Une critique twittesque, à la va vite directement sur le portable.
Quentin, Quentin, Quentin. L'attirance en salle est immédiate. Jean. Jean. Jean. Diantre qu'une fois le chapeau en daim vissé sur le crâne, je ne puis penser qu'à Terrence Malick.
Un préambule habituel.
Quant à savoir si l'on va apprécier Le Daim ou pas, je dirais que cela se joue dès l'ouverture, sinon au moment de l'achat du blouson.
J'étais déjà intensément dans le film, replongé dans l'univers de Quentin où tout est absurde et, ce postulat étant accepté tacitement ne serait-ce qu'en entrant dans la salle, où tout est cohérent d'absurdité.
J'ai une tête à porter du synthétique ?
Style de malade..!
La folie d'un homme ne saurait effrayer dès lors qu'elle est le moteur d'une possible beauté. La beauté du geste, l'incongruité d'une démarche.

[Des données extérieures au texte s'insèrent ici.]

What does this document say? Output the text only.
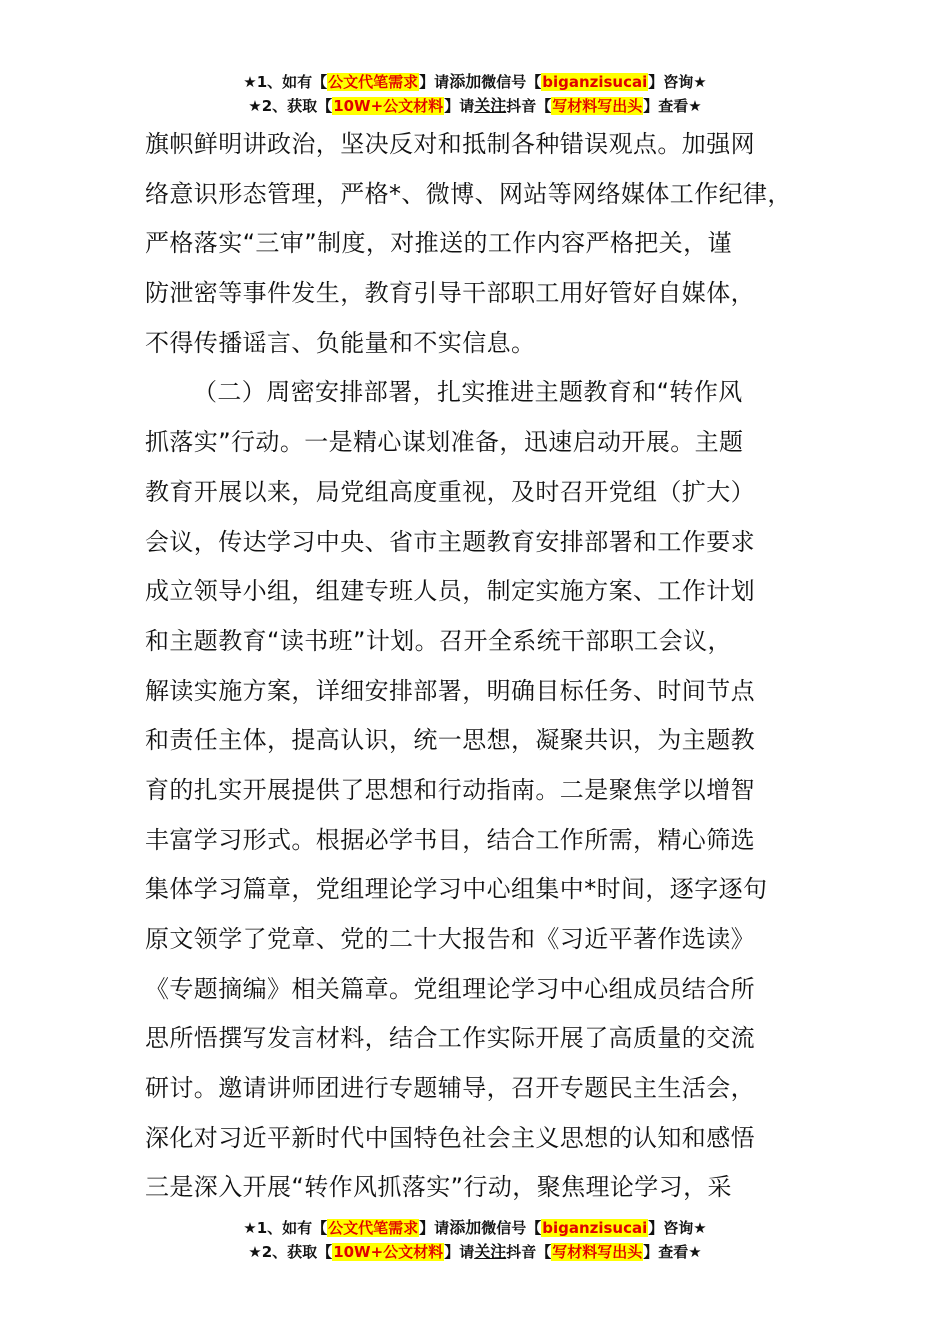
★1、如有【公文代笔需求】请添加微信号【biganzisucai】咨询★
★2、获取【10W+公文材料】请关注抖音【写材料写出头】查看★
旗帜鲜明讲政治，坚决反对和抵制各种错误观点。加强网
络意识形态管理，严格*、微博、网站等网络媒体工作纪律，
严格落实“三审”制度，对推送的工作内容严格把关，谨
防泄密等事件发生，教育引导干部职工用好管好自媒体，
不得传播谣言、负能量和不实信息。
（二）周密安排部署，扎实推进主题教育和“转作风
抓落实”行动。一是精心谋划准备，迅速启动开展。主题
教育开展以来，局党组高度重视，及时召开党组（扩大）
会议，传达学习中央、省市主题教育安排部署和工作要求
成立领导小组，组建专班人员，制定实施方案、工作计划
和主题教育“读书班”计划。召开全系统干部职工会议，
解读实施方案，详细安排部署，明确目标任务、时间节点
和责任主体，提高认识，统一思想，凝聚共识，为主题教
育的扎实开展提供了思想和行动指南。二是聚焦学以增智
丰富学习形式。根据必学书目，结合工作所需，精心筛选
集体学习篇章，党组理论学习中心组集中*时间，逐字逐句
原文领学了党章、党的二十大报告和《习近平著作选读》
《专题摘编》相关篇章。党组理论学习中心组成员结合所
思所悟撰写发言材料，结合工作实际开展了高质量的交流
研讨。邀请讲师团进行专题辅导，召开专题民主生活会，
深化对习近平新时代中国特色社会主义思想的认知和感悟
三是深入开展“转作风抓落实”行动，聚焦理论学习，采
★1、如有【公文代笔需求】请添加微信号【biganzisucai】咨询★
★2、获取【10W+公文材料】请关注抖音【写材料写出头】查看★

Il en va du geste créatif, du grain de folie nécessaire.
Style de malade.
Et ce qui pourrait être épique est rendu banal. Ce n'est pas la violence esthétisé qui est recherchée. La violence n'est qu'illustrative.
Georges.
Georges.
Georges !
Georges, tu veux connaître mon plus grand rêve ?
Quentin ne me surprend plus et pourtant je me surprends à aimer me replonger dans son univers. J'aime sa maîtrise, le fait qu'il ne appesanti pas. Il livre son idée. Telle qu'elle est. Sans fard, sans artifice. Et ça, ça j'apprécie grandement.